Sehr geehrter Herr Wißmann,

ich hoffe doch, dass die Oppositionsverteilung im Deutschen Bundestag sich bis zum CICERO durch-gesprochen hat. Graf Lambsdorff und der Lautsprecher Lindner sind es jedenfalls nicht.
Je schneller Sie bzw. die Redaktion das realisieren
desto tragfähiger wird eine korrekte, faire und
lesenswerte Berichterstattung.
Kleiner Hinweis: es handelt sich auch nicht um die Linke oder die Grünen.

Gisela Fimiani | Mi, 4. Juli 2018 - 16:31

Ich lese Allgeneiplätze und Worthülsen eines EU Bürokraten, der seinen Posten sehr schätzt. Darüberhinaus habe ich keinen Erkenntnisgewinn.

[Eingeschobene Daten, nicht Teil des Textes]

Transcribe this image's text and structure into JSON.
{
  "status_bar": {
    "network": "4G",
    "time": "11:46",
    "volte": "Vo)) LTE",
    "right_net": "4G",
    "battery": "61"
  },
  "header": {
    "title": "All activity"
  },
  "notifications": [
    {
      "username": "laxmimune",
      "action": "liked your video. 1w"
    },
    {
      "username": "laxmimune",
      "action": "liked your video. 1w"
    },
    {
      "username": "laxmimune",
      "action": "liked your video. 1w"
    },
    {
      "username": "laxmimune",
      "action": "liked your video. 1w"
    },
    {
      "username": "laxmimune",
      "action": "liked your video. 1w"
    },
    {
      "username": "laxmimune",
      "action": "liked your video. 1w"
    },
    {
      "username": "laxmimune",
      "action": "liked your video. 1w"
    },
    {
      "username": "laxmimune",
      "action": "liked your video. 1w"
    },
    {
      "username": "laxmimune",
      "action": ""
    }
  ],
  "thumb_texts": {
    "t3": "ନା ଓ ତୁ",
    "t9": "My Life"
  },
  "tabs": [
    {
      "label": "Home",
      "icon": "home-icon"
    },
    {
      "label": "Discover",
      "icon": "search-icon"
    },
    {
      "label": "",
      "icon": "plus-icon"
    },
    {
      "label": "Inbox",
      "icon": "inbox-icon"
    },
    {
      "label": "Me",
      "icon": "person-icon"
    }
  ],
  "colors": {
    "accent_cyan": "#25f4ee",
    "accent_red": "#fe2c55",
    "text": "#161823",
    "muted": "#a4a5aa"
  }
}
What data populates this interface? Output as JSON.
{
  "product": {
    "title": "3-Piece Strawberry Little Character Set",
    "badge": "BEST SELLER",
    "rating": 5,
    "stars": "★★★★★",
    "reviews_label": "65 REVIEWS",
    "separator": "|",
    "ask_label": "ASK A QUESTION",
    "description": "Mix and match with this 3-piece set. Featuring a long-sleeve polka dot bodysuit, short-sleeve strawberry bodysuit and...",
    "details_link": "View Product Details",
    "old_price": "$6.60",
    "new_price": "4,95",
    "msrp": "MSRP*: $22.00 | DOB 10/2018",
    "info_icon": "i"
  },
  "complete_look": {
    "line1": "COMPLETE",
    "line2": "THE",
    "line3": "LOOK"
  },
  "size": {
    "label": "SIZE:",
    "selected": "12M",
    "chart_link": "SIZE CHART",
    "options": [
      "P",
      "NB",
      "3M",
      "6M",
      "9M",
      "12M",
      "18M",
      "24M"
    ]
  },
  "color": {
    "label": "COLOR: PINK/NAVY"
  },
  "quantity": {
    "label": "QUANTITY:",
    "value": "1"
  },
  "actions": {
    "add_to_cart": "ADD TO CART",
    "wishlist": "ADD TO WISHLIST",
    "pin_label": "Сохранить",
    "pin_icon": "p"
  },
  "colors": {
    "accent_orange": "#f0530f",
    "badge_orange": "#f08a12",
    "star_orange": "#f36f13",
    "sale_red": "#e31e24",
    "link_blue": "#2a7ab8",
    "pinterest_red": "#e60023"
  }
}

Lieselotte Bauer | Mi, 4. Juli 2018 - 19:05

Die Entscheidungen in der Politik sind nicht in 1. Linie eine Stilfrage, sondern entscheidend ist, ob sie im Hinblick auf die aktuelle Situation richtig oder falsch sind. Müde Politiker in Brüssel, die sich primär darum kümmern, dass sie ihren Posten behalten, nützen dem Bürger wenig. Unter diesem Gesichtspunkt sind die Ausführungen von Graf Lambsdorf überflüssig.
Die Meinung Seehofers in der Flüchtlingsfrage ist seit 2015 stringent und richtig. Die CSU mit ihrer Führungsriege setzt sich für die Belange des deutschen Bürgers ein und muss ertragen, dass Kübel voll Dreck über sie ausgegossen werden auch von Seiten der FDP ( neuerdings Lindner über Söder, in diesem Artikel Lambsdorf). Die CSU hat schon vieles angestoßen. Auch wenn nicht alles richtig und erfolgreich war, ist mir eine solche Haltung lieber als eine FDP, die sich aus allem raushält. Kritisieren kann man leicht, Verantwortung übernehmen birgt immer die Gefahr , Fehler zu machen. Warum sollte man eine solche Partei wählen?

Tomas Ferber | Mi, 4. Juli 2018 - 20:11

5% beträgt die Hürde, die die FDP in Bayern nehmen muss. So werden die FDP Granden jede Gelegenheit nutzen, auf Seehofer einzudreschen. Ähnliches gilt für die SPD. Wie üblich Doppelstandards: Seehofer vorwerfen, die Bayern Wahl im Blick zu haben und selber nicht anders handeln.
Das ist alles recht durchsichtig.

Michael Murmurachi | Do, 5. Juli 2018 - 07:47

Die bundespolitische Dimension wurde da völlig ausgeblendet. Das klingt eindeutig so, als hätte Seehofer die Richtlinienkompetenz, nicht die BK. Dafür spräche auch, dass die BK zu keinem Zeitpunkt die SPD zu einem Verhandlungspartner gemacht hat. Das kann man Seehofer nun wirklich nicht anlasten.

Es ist wirklich billigste Argumentation von Graf Lambsdorff, wenn er von Frontex (2005 gegründet) spricht und darauf hinweist, was die FDP schon früher gefordert habe. Da muss er sich schon die Frage gefallen lassen, was die FDP in Regierungsverantwortung zum Schutz der EU Außengrenzen getan hat? Nichts, wie alle anderen auch.

Gottfried Meier | Do, 5. Juli 2018 - 09:42

Der Streit zwischen den Unionsparteien zeigt sehr deutlich, wie wichtig ein grundlegendes Nachdenken über die Migrationsfrage wäre. Das was jetzt vereinbart wurde, wird langfristig bei Weitem nicht genügen. Eigentlich müsste die Opposition die Diskussion über die Migration vorantreiben. Bei den Etablierten ist da Fehlanzeige. Dass da was in Bewegung gekommen ist und dass die CSU jetzt in dieser Frage in die Opposition gehen musste, ist ehrlich betrachtet der AfD zuzurechnen.